Good chessplayers memorize patterns, learn how pawn structures and piece activity relate to each other. They acquire favorite lines through repetition of hundreds and hundreds of games. They recognize where a line is heading, and learn how to head it off if it is tending toward a direction they do not favor.
Good correspondance players (make note of the adjective modifier, please) play the moves of the masters, but they choose the moves based on a knowledge of where the move is likely to lead the pieces and the pawns. Then they choose the move that will hopefully take them to a middlegame that has the characteristics of a game within which they feel comfortable.
When you get really good, you will choose moves that lead to a middlegame that you believe will lead to an endgame that you can win. And as you develop a feel for the openings that lead to these places, by dutifully studying the lessons of the masters while you play the games, this knowledge will help you feel comfortable and confident when you sit down to a chessboard and it's just you and the player on the other side of the board.
I have a diferent point of view, I think you have handicaped yourself, I think by using database on the opening my score would easily pick up at least some 400 points on my rating, (I see your score is 200 points over your 960 score), so there is a substancial advantage on it, regardless of how much you insist it is not.
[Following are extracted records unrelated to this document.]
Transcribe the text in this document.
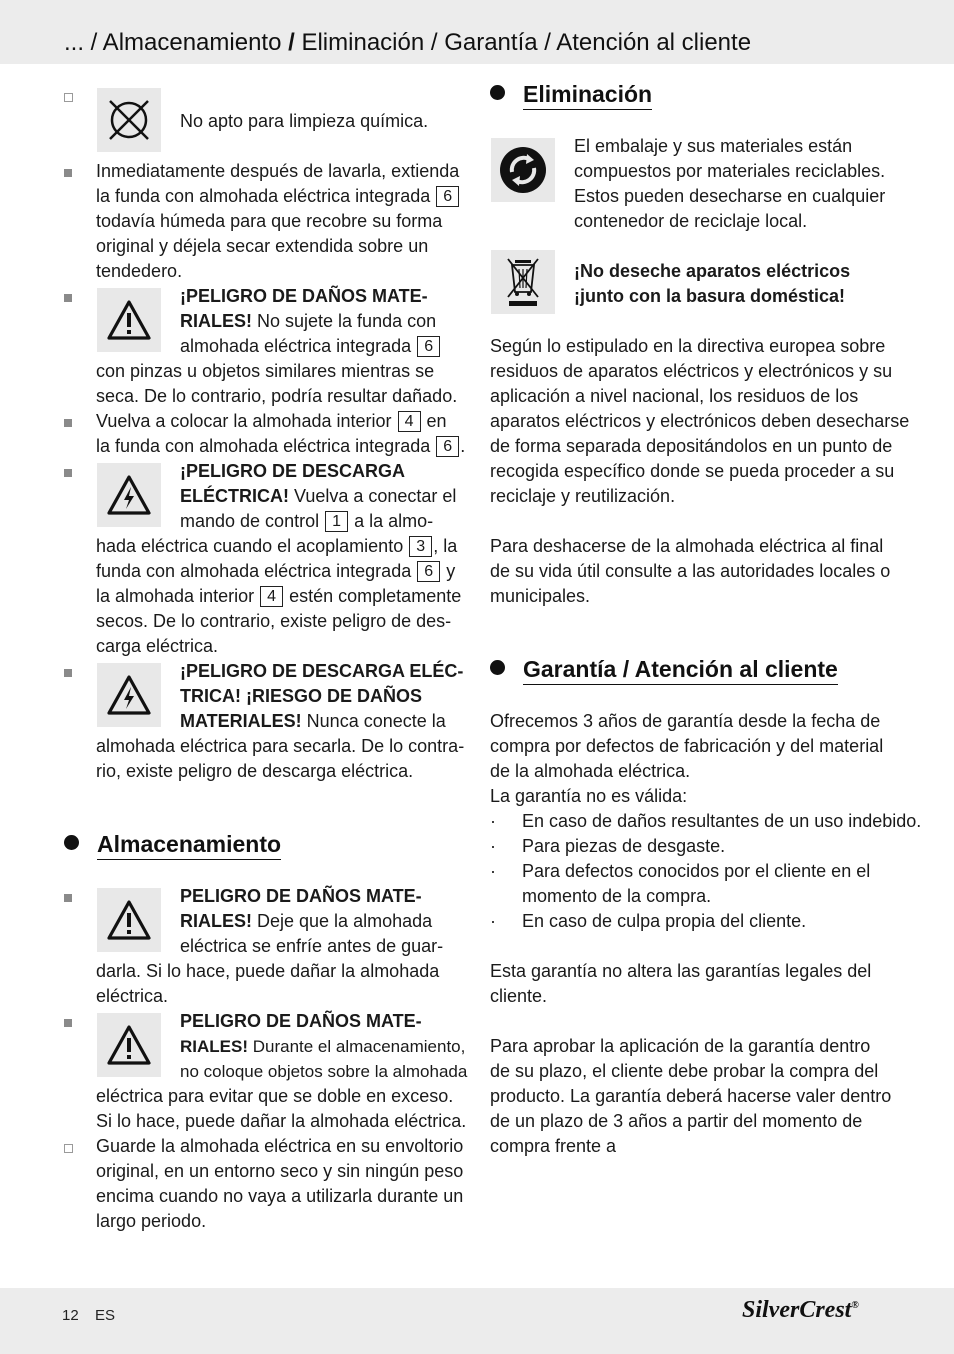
... / Almacenamiento / Eliminación / Garantía / Atención al cliente
No apto para limpieza química.
Inmediatamente después de lavarla, extienda
la funda con almohada eléctrica integrada 6
todavía húmeda para que recobre su forma
original y déjela secar extendida sobre un
tendedero.
¡PELIGRO DE DAÑOS MATE-
RIALES! No sujete la funda con
almohada eléctrica integrada 6
con pinzas u objetos similares mientras se
seca. De lo contrario, podría resultar dañado.
Vuelva a colocar la almohada interior 4 en
la funda con almohada eléctrica integrada 6 .
¡PELIGRO DE DESCARGA
ELÉCTRICA! Vuelva a conectar el
mando de control 1 a la almo-
hada eléctrica cuando el acoplamiento 3 , la
funda con almohada eléctrica integrada 6 y
la almohada interior 4 estén completamente
secos. De lo contrario, existe peligro de des-
carga eléctrica.
¡PELIGRO DE DESCARGA ELÉC-
TRICA! ¡RIESGO DE DAÑOS
MATERIALES! Nunca conecte la
almohada eléctrica para secarla. De lo contra-
rio, existe peligro de descarga eléctrica.
Almacenamiento
PELIGRO DE DAÑOS MATE-
RIALES! Deje que la almohada
eléctrica se enfríe antes de guar-
darla. Si lo hace, puede dañar la almohada
eléctrica.
PELIGRO DE DAÑOS MATE-
RIALES! Durante el almacenamiento,
no coloque objetos sobre la almohada
eléctrica para evitar que se doble en exceso.
Si lo hace, puede dañar la almohada eléctrica.
Guarde la almohada eléctrica en su envoltorio
original, en un entorno seco y sin ningún peso
encima cuando no vaya a utilizarla durante un
largo periodo.
Eliminación
El embalaje y sus materiales están
compuestos por materiales reciclables.
Estos pueden desecharse en cualquier
contenedor de reciclaje local.
¡No deseche aparatos eléctricos
¡junto con la basura doméstica!
Según lo estipulado en la directiva europea sobre
residuos de aparatos eléctricos y electrónicos y su
aplicación a nivel nacional, los residuos de los
aparatos eléctricos y electrónicos deben desecharse
de forma separada depositándolos en un punto de
recogida específico donde se pueda proceder a su
reciclaje y reutilización.
Para deshacerse de la almohada eléctrica al final
de su vida útil consulte a las autoridades locales o
municipales.
Garantía / Atención al cliente
Ofrecemos 3 años de garantía desde la fecha de
compra por defectos de fabricación y del material
de la almohada eléctrica.
La garantía no es válida:
· En caso de daños resultantes de un uso indebido.
· Para piezas de desgaste.
· Para defectos conocidos por el cliente en el
momento de la compra.
· En caso de culpa propia del cliente.
Esta garantía no altera las garantías legales del
cliente.
Para aprobar la aplicación de la garantía dentro
de su plazo, el cliente debe probar la compra del
producto. La garantía deberá hacerse valer dentro
de un plazo de 3 años a partir del momento de
compra frente a
12 ES	SilverCrest®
The problem is the day I have not the database, for example an OTB tournament, what would I do that day?
About your statement of not good chessplayer memorize opening lines... how do you know that?
The deal is very simple, you are in a tournament have 1 hour in your clock, you can rater spend the first 20 or 30 minutes of it trying to understand the opening and think each one of your moves, or you can play an opening that you have previusly "prepare" (this means memorize on several diferent variations), this will take you trough the first 15 moves of the game in 1 or 2 minutes of your time.
I think our diference is that we both have diferent targets and so we are training in diferent ways with diferent priorities.
Anyway, how do you memorize patterns?
I think that I use a modicum of understanding of opening theory when I when I choose a move from the database, and understanding of my own [chess] game.